West Dallas state Rep. Eric Johnson, one of the candidates who would've been knocked off the ballot had the lawsuit been successful, blasted the Dallas County Republican Party shortly after the ruling for trying to take November's election out of the hands of voters shortly after the ruling.
“This frivolous lawsuit was a thinly veiled attempt by the Dallas County Republican Party to take away the ability of minority voters in Dallas County to elect the candidates of their choice," Johnson said Monday in a written statement. "The Republican Party seems to be doing everything in its power to show minority voters that it has little regard for them at the national, state, and now local level."
Shorey dismissed Johnson's statement, claiming that he was unfairly playing the race card against her and her party.
"No [one] would've batted an eye if a Republican was kicked off a ballot because we didn't follow the law, and the law needs to be upheld.

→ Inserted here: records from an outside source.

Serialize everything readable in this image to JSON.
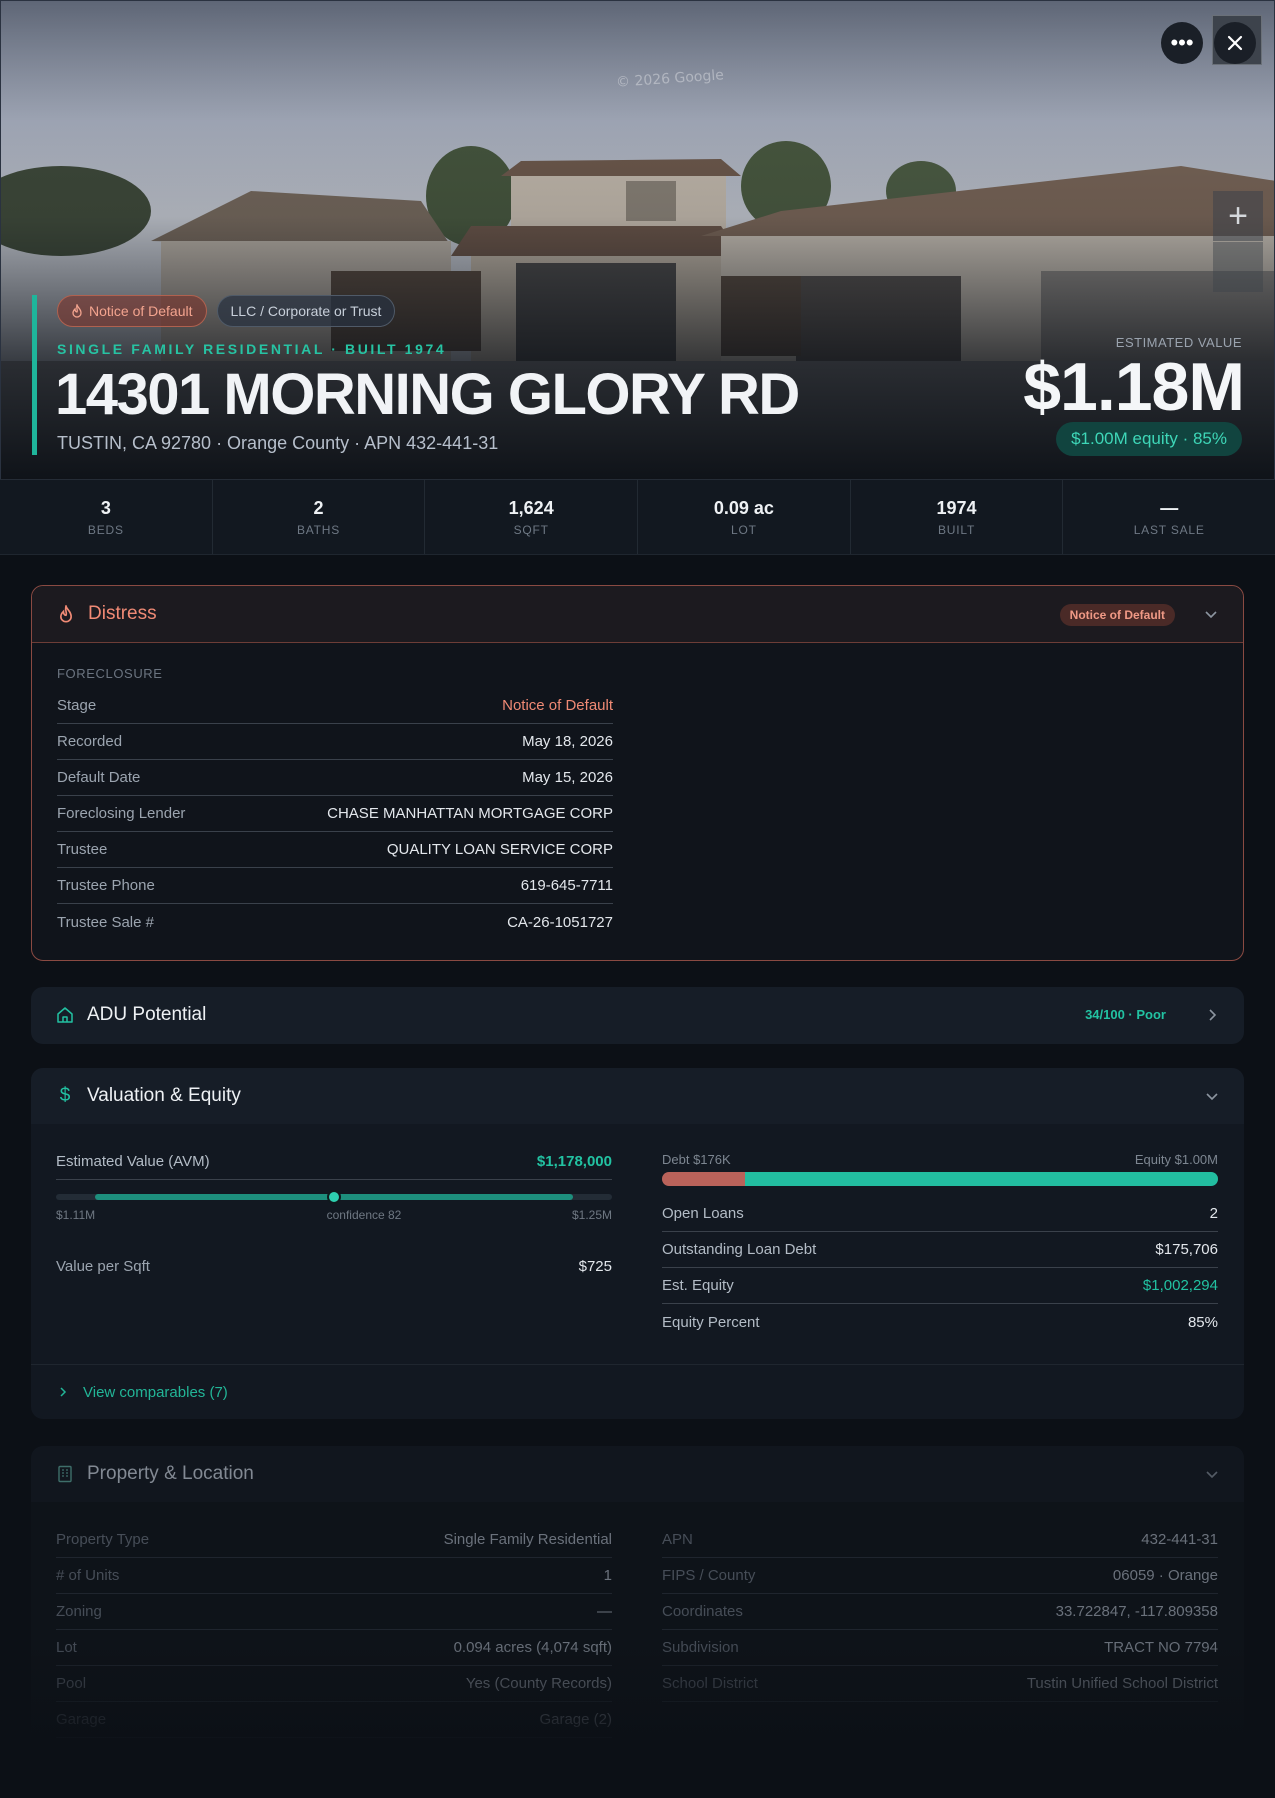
{
  "hero": {
    "watermark": "© 2026 Google",
    "chips": {
      "distress": "Notice of Default",
      "owner_type": "LLC / Corporate or Trust"
    },
    "subtitle": "SINGLE FAMILY RESIDENTIAL · BUILT 1974",
    "address": "14301 MORNING GLORY RD",
    "location": "TUSTIN, CA 92780 · Orange County · APN 432-441-31",
    "estimated_value_label": "ESTIMATED VALUE",
    "estimated_value": "$1.18M",
    "equity_pill": "$1.00M equity · 85%",
    "zoom_in_label": "+"
  },
  "stats": [
    {
      "value": "3",
      "label": "BEDS"
    },
    {
      "value": "2",
      "label": "BATHS"
    },
    {
      "value": "1,624",
      "label": "SQFT"
    },
    {
      "value": "0.09 ac",
      "label": "LOT"
    },
    {
      "value": "1974",
      "label": "BUILT"
    },
    {
      "value": "—",
      "label": "LAST SALE"
    }
  ],
  "distress": {
    "title": "Distress",
    "badge": "Notice of Default",
    "section_label": "FORECLOSURE",
    "rows": [
      {
        "k": "Stage",
        "v": "Notice of Default"
      },
      {
        "k": "Recorded",
        "v": "May 18, 2026"
      },
      {
        "k": "Default Date",
        "v": "May 15, 2026"
      },
      {
        "k": "Foreclosing Lender",
        "v": "CHASE MANHATTAN MORTGAGE CORP"
      },
      {
        "k": "Trustee",
        "v": "QUALITY LOAN SERVICE CORP"
      },
      {
        "k": "Trustee Phone",
        "v": "619-645-7711"
      },
      {
        "k": "Trustee Sale #",
        "v": "CA-26-1051727"
      }
    ]
  },
  "adu": {
    "title": "ADU Potential",
    "score": "34/100 · Poor"
  },
  "valuation": {
    "title": "Valuation & Equity",
    "avm_label": "Estimated Value (AVM)",
    "avm_value": "$1,178,000",
    "range_low": "$1.11M",
    "range_high": "$1.25M",
    "confidence": "confidence 82",
    "avm_position": 0.5,
    "value_per_sqft_label": "Value per Sqft",
    "value_per_sqft": "$725",
    "debt_label": "Debt $176K",
    "equity_label": "Equity $1.00M",
    "debt_fraction": 0.15,
    "rows": [
      {
        "k": "Open Loans",
        "v": "2"
      },
      {
        "k": "Outstanding Loan Debt",
        "v": "$175,706"
      },
      {
        "k": "Est. Equity",
        "v": "$1,002,294"
      },
      {
        "k": "Equity Percent",
        "v": "85%"
      }
    ],
    "comparables": "View comparables (7)"
  },
  "property": {
    "title": "Property & Location",
    "left": [
      {
        "k": "Property Type",
        "v": "Single Family Residential"
      },
      {
        "k": "# of Units",
        "v": "1"
      },
      {
        "k": "Zoning",
        "v": "—"
      },
      {
        "k": "Lot",
        "v": "0.094 acres (4,074 sqft)"
      },
      {
        "k": "Pool",
        "v": "Yes (County Records)"
      },
      {
        "k": "Garage",
        "v": "Garage (2)"
      }
    ],
    "right": [
      {
        "k": "APN",
        "v": "432-441-31"
      },
      {
        "k": "FIPS / County",
        "v": "06059 · Orange"
      },
      {
        "k": "Coordinates",
        "v": "33.722847, -117.809358"
      },
      {
        "k": "Subdivision",
        "v": "TRACT NO 7794"
      },
      {
        "k": "School District",
        "v": "Tustin Unified School District"
      }
    ]
  },
  "colors": {
    "accent": "#1fb59b",
    "distress": "#f08a75",
    "equity": "#22bda0",
    "debt": "#b9625a"
  }
}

There is no other remedy," Shorey said. "It is unfortunate that identity politics is a go-to answer for Democrats every time something doesn't go their way. ... We came at this without any form of bias."
As midterm elections near, Shorey said, the Dallas County GOP will be watching closely for any potential chicanery by Democrats with regard to mail-in ballots or anything else.
"We will be working to win elections, to connect with voters and to make sure that we defend democracy in Dallas," Shorey said. "That certainly includes making sure that there isn't fraud in the election."
She credited the recent prosecutions of two women in Tarrant County for illegal voting — and their sentences of eight and five years in prison, respectively — for making potential fraudsters think twice before harvesting votes.
"People are going to jail over this. Maybe someone who's going out and vote harvesting will say, 'You know, maybe my freedom is more important than defrauding the sanctity of the elections in Dallas County,'" Shorey said. "I don't think [the two women who voted illegally] ever thought they'd go to jail."
Shorey points to November's Dallas County district attorney's race, the battle over Pete Sessions' U.S. House seat, and the race for the Texas House District 107 seat currently occupied by freshman Democrat Victoria Neave as contests she believes Republicans can win despite a national climate that seems tilted toward Democrats.
"Voters in Dallas County are very intelligent. If you look at the numbers, Pete Sessions outperformed Donald Trump by 30,000 votes. They know the difference between federal and local politics and who is working in their best interest," Shorey said. "People have different views of the president. They have a right to those views, but when it comes to our candidates, they know who's working for them. They know who's going to keep the Texas miracle alive as opposed to sabotaging us and turning us into another wasteland like California or New York."